Monday, September 9, 2013

Diana Nyad Teaches Us Swimming Lessons

"When Diana Nyad was told to follow the path that had been cleared for her, she flashed her sense of humor and replied, "I've never been able to follow it in my life..."
--Diana Nyad, Website

When Diana Nyad stumbled onto the sand at Key West she had done something no one else had ever done. She was the first person to swim all the way from Havana, Cuba to Key West, Florida without a protective cage.

This was Ms. Nyad’s fifth try to swim this distance of 110 miles. The first time she tried was in 1978. Because she failed she moved on to other things until 2011 and 2012 where she still was defeated by the water, jellyfish and simply exhaustion. She said that for 49 hours this time the wind just did not calm down. But after swimming an unbelievable 53 house she found that she had achieved her goal.

As reporters gathered around her the exhausted Nyad said, “I got three messages. One is we should never, never give up. Two is you never are too old to chase your dreams. Three is it looks like s solitary spot, but it’s a team effort.”

Her first four tries were marked by terrible setbacks: if the rough, strength-sapping seas were not enough, she had a severe asthma attack and jellyfish strings that left her nearly paralyzed and in excruciating pain.

She told an interviewer, “You have a dream 35 years ago and it doesn’t come to fruition, but you move on with life. But it’s back there somewhere. Then you turn 60, and your Mom dies, and you’re looking for something. And the dream comes waking out of your imagination.”

It’s a great story. Most of us give up far too soon. We hit snags or the wall, we stumble and fall. But this 64 year-old athlete might just teach us all some swimming lessons. Her advice reminds me of what Winston Churchill said after the war when he went back to his old school and talked to the students. His beloved London had been bombed 71 times in 265 days. Thousands were killed and the whole country was torn asunder. Churchill told the students: “Surely from this period of ten months this is the lesson: Never give in. Never give in. Never, never, never, never—in nothing, great or small, large or petty—never give in, except to convictions of honor and good sense. Never yield to force. Never yield to the apparently overwhelming might of the enemy.” Diana Nyad nudges me to remember. We all face disappointments. Some of them terrible. But Diana was right—we must never give up.

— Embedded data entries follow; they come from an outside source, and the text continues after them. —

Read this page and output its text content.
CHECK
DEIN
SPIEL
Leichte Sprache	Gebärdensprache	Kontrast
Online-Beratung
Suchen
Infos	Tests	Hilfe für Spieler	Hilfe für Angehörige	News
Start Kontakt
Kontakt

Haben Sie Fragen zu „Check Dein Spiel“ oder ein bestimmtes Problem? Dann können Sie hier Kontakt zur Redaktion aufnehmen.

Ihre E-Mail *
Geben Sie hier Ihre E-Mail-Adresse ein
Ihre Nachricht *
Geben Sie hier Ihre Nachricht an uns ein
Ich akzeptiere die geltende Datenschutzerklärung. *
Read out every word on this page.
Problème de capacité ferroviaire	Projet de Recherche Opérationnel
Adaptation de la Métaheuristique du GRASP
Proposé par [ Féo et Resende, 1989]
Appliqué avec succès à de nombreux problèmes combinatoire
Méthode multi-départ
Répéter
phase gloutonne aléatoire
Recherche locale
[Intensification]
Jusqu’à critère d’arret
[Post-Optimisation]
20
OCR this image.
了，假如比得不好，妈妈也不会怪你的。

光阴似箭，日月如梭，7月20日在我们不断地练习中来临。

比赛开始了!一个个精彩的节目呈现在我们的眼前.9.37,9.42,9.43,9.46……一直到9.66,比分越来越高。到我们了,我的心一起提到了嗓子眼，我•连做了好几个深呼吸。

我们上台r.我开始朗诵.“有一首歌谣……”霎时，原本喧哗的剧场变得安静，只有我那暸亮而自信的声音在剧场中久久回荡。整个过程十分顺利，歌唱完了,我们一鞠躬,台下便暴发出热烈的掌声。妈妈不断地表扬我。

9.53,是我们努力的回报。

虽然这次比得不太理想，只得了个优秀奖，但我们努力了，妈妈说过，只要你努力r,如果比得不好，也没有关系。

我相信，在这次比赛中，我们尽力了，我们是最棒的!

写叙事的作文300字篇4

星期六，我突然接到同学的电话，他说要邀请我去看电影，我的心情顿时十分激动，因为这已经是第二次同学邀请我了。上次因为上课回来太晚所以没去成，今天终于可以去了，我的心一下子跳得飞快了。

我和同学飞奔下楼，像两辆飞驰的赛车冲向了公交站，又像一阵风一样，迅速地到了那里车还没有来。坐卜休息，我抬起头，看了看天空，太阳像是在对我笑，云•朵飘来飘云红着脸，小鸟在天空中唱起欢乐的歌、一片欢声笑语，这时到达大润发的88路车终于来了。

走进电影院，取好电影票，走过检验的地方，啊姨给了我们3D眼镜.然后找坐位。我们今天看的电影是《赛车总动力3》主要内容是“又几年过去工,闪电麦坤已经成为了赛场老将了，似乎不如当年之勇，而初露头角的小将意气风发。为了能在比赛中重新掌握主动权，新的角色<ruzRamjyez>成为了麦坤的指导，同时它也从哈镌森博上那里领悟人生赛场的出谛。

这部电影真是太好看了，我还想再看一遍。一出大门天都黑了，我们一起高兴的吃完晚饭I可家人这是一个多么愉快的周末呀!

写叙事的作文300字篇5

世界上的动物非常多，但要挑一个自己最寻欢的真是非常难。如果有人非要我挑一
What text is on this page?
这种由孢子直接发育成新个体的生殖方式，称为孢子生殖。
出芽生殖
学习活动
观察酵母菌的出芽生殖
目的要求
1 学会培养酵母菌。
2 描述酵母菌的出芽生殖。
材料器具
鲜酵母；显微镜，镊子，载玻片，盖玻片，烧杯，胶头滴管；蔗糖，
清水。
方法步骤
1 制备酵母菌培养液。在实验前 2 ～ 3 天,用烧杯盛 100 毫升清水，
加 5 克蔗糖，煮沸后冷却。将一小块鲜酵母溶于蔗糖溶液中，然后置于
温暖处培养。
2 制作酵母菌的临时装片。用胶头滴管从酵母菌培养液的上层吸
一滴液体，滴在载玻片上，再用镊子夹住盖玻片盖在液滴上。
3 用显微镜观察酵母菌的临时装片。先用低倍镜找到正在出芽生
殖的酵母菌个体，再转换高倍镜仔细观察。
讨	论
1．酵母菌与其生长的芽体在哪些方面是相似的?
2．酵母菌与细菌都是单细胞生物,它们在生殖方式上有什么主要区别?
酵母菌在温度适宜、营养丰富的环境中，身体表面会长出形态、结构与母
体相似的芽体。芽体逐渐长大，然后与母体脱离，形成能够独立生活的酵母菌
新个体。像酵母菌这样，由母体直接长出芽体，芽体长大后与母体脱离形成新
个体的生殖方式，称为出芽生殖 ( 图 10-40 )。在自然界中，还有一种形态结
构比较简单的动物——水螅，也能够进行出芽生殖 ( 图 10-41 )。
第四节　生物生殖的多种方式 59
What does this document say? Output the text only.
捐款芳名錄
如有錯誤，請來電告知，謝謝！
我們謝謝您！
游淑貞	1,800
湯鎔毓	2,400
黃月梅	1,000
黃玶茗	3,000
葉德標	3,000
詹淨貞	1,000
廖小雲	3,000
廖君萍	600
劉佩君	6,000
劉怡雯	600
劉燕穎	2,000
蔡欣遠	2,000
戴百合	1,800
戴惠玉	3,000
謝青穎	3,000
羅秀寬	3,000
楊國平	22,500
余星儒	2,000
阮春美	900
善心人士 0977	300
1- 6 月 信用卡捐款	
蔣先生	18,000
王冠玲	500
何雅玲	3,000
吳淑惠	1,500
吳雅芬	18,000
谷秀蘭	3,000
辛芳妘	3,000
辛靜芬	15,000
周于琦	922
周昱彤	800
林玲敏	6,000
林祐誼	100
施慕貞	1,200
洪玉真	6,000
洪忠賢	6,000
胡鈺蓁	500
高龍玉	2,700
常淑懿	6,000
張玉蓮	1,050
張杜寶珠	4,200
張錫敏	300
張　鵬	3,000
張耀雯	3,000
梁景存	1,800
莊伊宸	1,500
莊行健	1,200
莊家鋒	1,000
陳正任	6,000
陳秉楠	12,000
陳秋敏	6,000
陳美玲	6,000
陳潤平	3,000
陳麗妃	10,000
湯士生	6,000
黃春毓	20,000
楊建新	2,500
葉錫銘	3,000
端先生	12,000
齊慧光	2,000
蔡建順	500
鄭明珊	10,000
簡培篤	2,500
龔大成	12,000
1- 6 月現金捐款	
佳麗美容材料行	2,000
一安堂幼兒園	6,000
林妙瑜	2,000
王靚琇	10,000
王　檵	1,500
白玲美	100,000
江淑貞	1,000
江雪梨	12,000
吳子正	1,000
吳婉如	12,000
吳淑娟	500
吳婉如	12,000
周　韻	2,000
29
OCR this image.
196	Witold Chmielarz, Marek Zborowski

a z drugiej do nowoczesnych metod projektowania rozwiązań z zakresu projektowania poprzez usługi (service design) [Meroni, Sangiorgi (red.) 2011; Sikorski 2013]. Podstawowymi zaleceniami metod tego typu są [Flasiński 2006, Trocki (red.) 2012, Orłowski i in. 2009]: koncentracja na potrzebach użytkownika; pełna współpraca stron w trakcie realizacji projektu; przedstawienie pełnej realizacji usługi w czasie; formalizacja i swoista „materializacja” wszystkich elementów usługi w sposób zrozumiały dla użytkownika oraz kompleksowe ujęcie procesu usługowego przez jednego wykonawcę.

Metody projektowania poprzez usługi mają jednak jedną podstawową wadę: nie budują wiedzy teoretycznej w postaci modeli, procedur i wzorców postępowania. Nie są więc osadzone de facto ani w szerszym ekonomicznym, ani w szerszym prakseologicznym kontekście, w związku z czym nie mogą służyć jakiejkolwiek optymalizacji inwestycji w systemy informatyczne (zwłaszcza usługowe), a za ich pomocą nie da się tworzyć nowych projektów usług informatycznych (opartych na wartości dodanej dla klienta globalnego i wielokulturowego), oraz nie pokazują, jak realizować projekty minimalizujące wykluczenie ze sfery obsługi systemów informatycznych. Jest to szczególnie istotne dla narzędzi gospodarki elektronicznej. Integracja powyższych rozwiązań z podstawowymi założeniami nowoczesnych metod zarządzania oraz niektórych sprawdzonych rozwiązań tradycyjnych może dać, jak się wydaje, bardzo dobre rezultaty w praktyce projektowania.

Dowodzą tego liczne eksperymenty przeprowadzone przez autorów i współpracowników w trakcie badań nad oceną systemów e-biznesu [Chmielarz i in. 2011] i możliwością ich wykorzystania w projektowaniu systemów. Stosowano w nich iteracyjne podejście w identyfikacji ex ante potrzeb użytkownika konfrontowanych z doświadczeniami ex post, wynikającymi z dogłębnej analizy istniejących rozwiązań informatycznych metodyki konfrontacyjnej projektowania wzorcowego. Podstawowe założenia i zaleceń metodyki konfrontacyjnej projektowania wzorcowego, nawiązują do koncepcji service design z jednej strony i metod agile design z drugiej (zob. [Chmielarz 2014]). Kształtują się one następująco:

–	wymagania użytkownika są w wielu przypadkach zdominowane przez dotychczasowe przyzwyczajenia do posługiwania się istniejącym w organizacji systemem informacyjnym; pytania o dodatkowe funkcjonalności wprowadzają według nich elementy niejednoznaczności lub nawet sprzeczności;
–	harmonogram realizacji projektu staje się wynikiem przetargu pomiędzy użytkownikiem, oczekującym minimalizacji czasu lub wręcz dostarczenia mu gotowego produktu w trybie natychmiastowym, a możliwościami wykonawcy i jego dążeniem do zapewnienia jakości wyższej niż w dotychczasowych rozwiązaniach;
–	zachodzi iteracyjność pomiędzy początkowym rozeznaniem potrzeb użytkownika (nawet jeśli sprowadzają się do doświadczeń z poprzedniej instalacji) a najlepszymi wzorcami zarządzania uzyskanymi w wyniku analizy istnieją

Diana is 64 years old. But she said that none of us are too old to chase our dreams. When dreams fade the life goes out of us. Of course as the years go on we have to alter our dreams and readjust ourselves to difficult realities. But we don’t have to give up on our dreams. Langston Hughes, the black poet was born at a hard time for his people. And yet he wrote poetry that endures. Maybe he was speaking to himself as he wrote of dreams:

“Hold fast to dreams
For if dreams die
Life is a broken-winged bird
That cannot fly.

Hold fast to dreams
For when dreams go
Life is a barren field
Frozen with snow.”
 --Langston Hughes, in The Dream Keeper

Nyad tried out her dream in the choppy waters between Cuba and Key West and failed four times. But she now says that she wanted to show that we can dream at any age. This time,” she said, “I am 64. So the years of my life are shorter to the end. So this time I am, all the way across...going to think about all those life lessons that came up during the swim.”

Her last lesson that she gave the public after the swim was: “It looks like a solitary sport, but it’s a team...” Boats of experts followed her on her journey. I am sure they must have encouraged her time after time. Success of any kind is a team effort. Behind all of us are a great number who have cheered us on, who have held up our hands, and beaten off the sharks. Again and again these companions have said: “You can make it. You can make it.” Perhaps Nyad may have made it alone--but we all know that the journey is better, much better when there is somebody along the way that helps and encourages us. To stop from time to time and think of those along the way that have helped make our ride possible is not only humbling but connects us with the rest of the human family. In every age heroes, like shooting stars move across the dark, dark sky—and when this happens those that us that see are better than we would otherwise be. Diana Nyad, God bless her, is one of those shooting stars. Her swimming lessons might just help us all.